Ad Agency Ditches Strategy to Use Homeless as Wifi Hotspots
UPDATED: BBH Labs has ended a controversial experiment that began in SXSW, where more than a dozen homeless people became human wireless connectors.
An ad agency is nixing its strategy to use the homeless as wifi hotspots amid public backlash.
BBH's experiment, dubbed "Homeless Hotspots," launched during the South by Southwest tech-and-entertainment confab in Austin, drawing complaints from critics who viewed the gimmick as exploitative.
In an interview with The New York Post, BBH chairman Emma Cookson said the company has pulled the plug and will not go forward with plans to continue the project in New York.
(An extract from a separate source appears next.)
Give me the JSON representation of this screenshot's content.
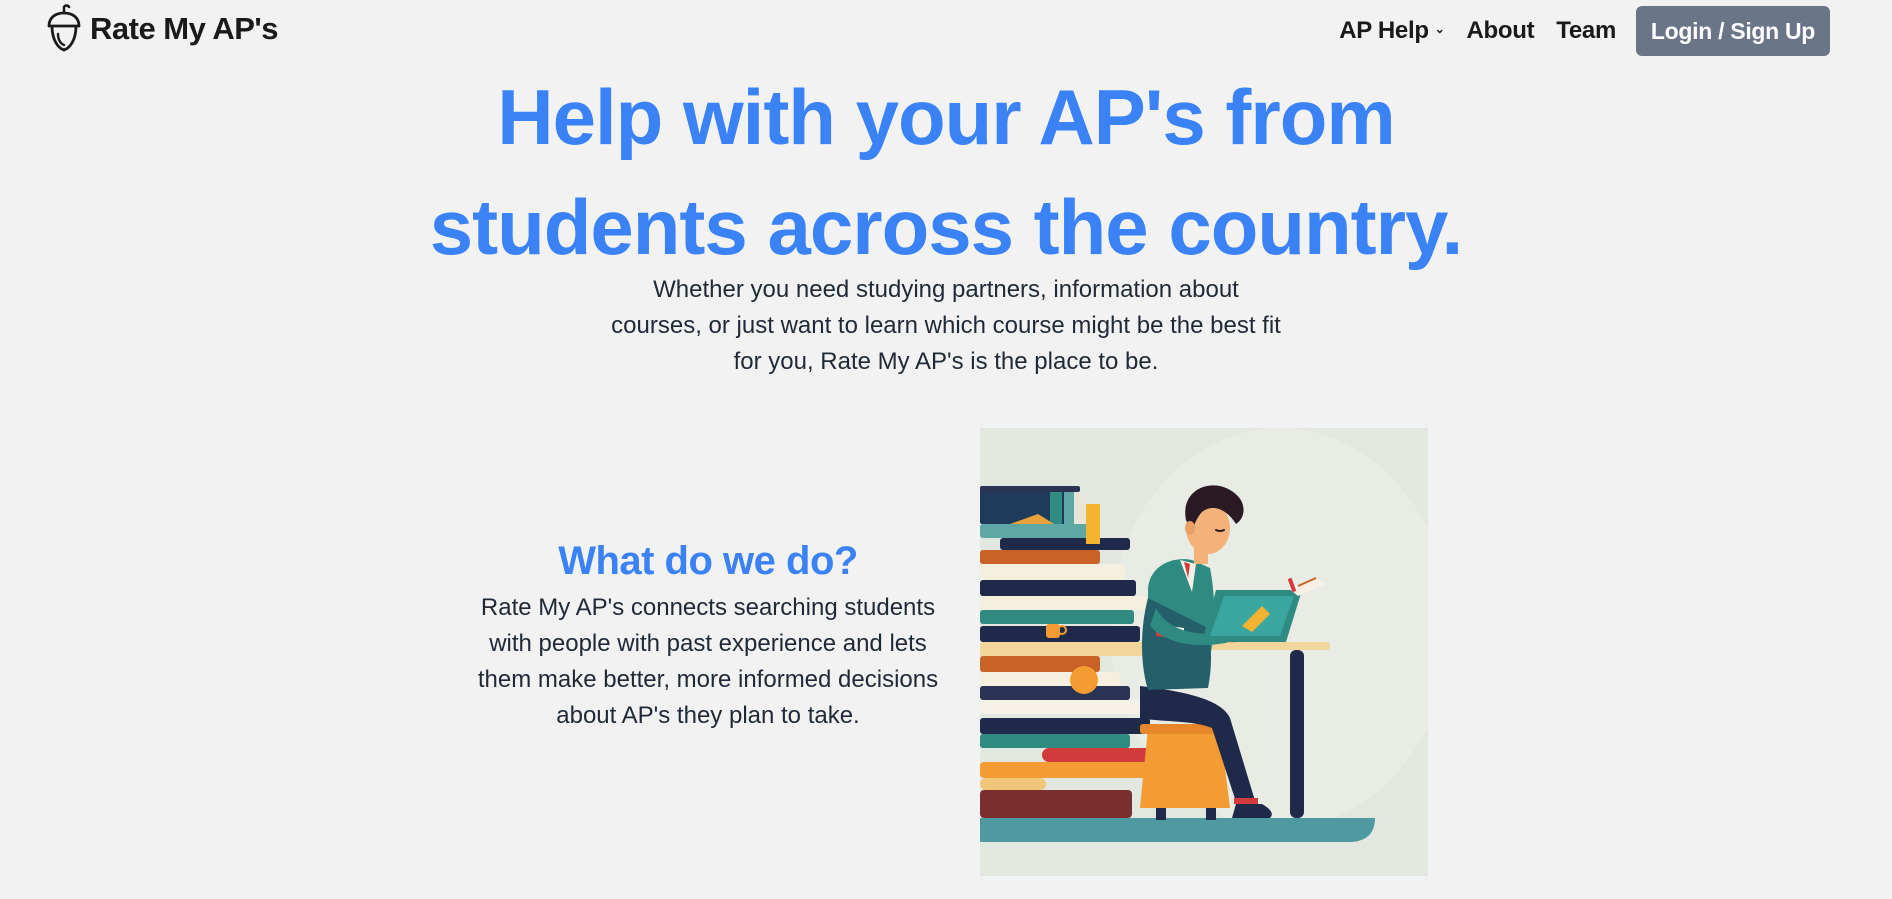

"We have no definite, specific plans yet, in New York City or elsewhere," she said. "This was an initial trial program."
"We are now listening carefully to the high level of feedback, trying to learn and respond, and we will then consider what is appropriate to do next," she added.
At SXSW, more than a dozen homeless people were outfitted with wireless routers and T-shirts declaring: "I'm a 4G hotspot."
While the effort, which was not associated with the festival, was crafted to provide a digital connection for SXSW Interactive partipants and a charitable service to the city's homeless, outrage quickly gained momentum on social media and among homeless-rights activists.
The four-day trial concluded on Monday afternoon, with the door left ajar to expand the project into various cities. But that's a no-go, for now.
On Wednesday afternoon, Cookson issued a statement to THR maintaining that "Homeless Hotspots" was "always intended to be a short pilot program that would run throughout the weekend of the SXSW Interactive Festival in Austin, beginning Friday, March 9 and ending on Monday, March 12."
"Even as heated debate built on Sunday night, it was the homeless volunteers themselves -- with support from our partners at Front Steps -- who insisted on seeing it through to the last day as an opportunity to set the record straight and share their personal perspectives on the program," Cookson wrote in an e-mail. "As they took their passion and commitment to the streets, we were deeply inspired to see the program through its entirety as planned."